John’s poetic gospel says of Jesus that ‘the word became flesh’. In other words (sorry for the pun), a solid limited concrete ‘thing’ became flesh and blood humanity – a ‘being’ that could learn, inquire, think, make mistakes, hurt, be hurt, be creative and love, is complicated, complex, unpredictable (NOT an algorithm), amazing, alive and growing! That was supposed to also be something like ‘made in ‘God’s image’. Yet we have taken the aliveness of the flesh and reverted it back into a dead word. Sadly, it’s now become an idol we’re being taught to worship.

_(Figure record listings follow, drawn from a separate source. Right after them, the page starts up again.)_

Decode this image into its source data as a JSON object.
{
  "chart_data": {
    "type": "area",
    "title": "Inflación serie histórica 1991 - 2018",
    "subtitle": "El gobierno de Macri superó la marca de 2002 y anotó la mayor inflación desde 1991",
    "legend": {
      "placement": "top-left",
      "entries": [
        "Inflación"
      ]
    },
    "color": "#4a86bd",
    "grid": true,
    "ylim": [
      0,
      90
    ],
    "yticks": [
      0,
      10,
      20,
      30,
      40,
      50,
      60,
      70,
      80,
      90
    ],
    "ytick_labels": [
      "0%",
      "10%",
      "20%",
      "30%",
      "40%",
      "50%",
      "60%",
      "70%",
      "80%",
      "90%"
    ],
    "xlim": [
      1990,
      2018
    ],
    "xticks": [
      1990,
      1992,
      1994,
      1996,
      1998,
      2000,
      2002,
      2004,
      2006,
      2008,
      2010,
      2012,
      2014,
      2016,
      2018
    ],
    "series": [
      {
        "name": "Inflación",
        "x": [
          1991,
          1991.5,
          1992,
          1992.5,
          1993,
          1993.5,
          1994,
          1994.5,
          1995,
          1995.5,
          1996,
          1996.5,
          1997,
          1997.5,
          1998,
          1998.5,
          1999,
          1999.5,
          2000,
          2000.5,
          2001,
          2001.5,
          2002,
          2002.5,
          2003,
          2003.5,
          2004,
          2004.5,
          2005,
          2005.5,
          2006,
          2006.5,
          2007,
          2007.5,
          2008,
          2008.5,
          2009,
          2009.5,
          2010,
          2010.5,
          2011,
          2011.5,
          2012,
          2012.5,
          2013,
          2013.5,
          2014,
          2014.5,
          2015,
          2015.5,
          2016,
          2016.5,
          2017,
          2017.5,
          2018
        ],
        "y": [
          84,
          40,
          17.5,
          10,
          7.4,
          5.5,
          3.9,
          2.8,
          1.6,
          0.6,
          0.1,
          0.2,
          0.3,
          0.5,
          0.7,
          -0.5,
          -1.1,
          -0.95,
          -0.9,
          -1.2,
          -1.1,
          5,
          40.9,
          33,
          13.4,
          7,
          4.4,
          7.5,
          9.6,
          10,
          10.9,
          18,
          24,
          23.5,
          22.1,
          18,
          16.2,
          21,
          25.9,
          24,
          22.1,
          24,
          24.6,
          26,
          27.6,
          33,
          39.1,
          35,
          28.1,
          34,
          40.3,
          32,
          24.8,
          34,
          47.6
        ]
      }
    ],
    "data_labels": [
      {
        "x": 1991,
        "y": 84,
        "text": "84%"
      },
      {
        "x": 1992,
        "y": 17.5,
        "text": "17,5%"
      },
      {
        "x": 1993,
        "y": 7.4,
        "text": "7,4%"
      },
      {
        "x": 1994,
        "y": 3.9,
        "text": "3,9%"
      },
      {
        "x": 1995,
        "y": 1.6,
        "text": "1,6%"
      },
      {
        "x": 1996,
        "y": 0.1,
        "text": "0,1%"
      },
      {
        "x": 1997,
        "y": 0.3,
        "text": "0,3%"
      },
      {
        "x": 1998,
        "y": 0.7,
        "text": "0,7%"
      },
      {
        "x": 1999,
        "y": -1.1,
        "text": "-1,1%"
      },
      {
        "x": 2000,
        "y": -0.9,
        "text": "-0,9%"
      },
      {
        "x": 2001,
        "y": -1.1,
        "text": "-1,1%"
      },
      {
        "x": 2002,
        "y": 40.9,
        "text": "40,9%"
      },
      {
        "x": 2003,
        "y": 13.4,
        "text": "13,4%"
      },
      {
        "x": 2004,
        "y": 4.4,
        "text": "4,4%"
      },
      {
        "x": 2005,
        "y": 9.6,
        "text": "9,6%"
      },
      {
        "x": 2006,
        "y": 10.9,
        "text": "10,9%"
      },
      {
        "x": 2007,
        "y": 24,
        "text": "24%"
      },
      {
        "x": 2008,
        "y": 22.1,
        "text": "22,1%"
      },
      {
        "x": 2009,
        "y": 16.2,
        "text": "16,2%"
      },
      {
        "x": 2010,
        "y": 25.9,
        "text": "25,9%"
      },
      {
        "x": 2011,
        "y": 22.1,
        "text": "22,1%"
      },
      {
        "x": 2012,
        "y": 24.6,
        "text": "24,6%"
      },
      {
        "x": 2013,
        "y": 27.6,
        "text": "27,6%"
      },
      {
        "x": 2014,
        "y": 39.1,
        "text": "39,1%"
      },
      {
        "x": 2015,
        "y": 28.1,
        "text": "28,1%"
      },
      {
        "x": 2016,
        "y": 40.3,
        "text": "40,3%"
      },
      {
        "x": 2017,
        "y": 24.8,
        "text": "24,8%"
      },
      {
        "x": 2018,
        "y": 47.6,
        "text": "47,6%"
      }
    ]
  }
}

Always before, the United Church of Canada had not done this. We had the New Curriculum (radical and reviled in its time), the Whole People of God curriculum. We practiced social justice and spoke up against injustice, even when it was neither popular nor acceptable. We encouraged creativity in our theological schools, and among our clergy. We invited into our gatherings cutting-edge theologians, promoted and taught their books. We didn’t run and hide when one Moderator said ‘Jesus wasn’t divine’, and the media, loving a scandal and having no real grasp on religion anyway, jumped on the comment.

Yet, when the word ‘atheist’ was recently mentioned by one of our clergy, rather than taking advantage of an incredibly open teachable moment with a huge audience, certain leaders demanded the wagons be circled, giving credibility to the media’s rants, attacking and throwing to the wolves one of our own, culminating in what’s basically a heresy trial.

For quite some time now, very few UCC clergy have believed in the god described at the beginning. For one thing, it raises far too many questions, especially about inclusiveness and exclusiveness. Never have they had to ‘swear’ to a never-changing creed or promise petrified thoughts.

When Gretta Vosper accepted an invitation from people in rural Nova Scotia, at a small church in a small, somewhat isolated town, the question was asked “Are those people really interested in discussing theology?” What an arrogant patronizing assumption, which of course keeps power with clergy/leaders. Of course they are! And isn’t that part of the role of both congregation and minister? What they’re no longer interested in is being told what to think or believe. Discussion is the operative word.

It reminded me of an early conversation with an Roman Catholic priest as we drove together to the cemetery after a funeral. “How come your congregation wasn’t given the wine during communion?” I asked. “Oh, they’re not used to it”, was his excuse. “How on earth can they get used to it if you never do it?” I responded. You’d have thought I’d suggested standing naked before them.

Over 50 years ago, in 1963 Bishop Robinson wrote in his ground-breaking, mind-bending book Honest to God: “I believe we are being called…to far more than a restating of traditional orthodoxy in modern terms. Indeed, if our defence of the Faith is limited to this, we shall find…we have lost out to all but a tiny religious remnant. A much more radical recasting…is demanded, in the process of which the most fundamental categories of our theology…must go into the melting….I can at least understand what those mean who urge that we should do well to give up using the word “God” for a generation, so impregnated has it become with a way of thinking we may have to discard it if the Gospel is to signify anything.”

He added: “The only thing of which I am fairly sure is that, in retrospect, (my words) will be seen to have erred in not being radical enough.”

He was denounced of course, as were any other persons throughout Christian history who tried to throw open wide the box in which Christianity repeatedly became constricted, to let in some life, love and fullness – the kind Jesus taught and said he came to bring.

In religious as well as other history, when we don’t know our own history, we are condemned to repeat it. Condemned not by anyone else, not even “God”, but by ourselves and the consequences of our own willful ignorance.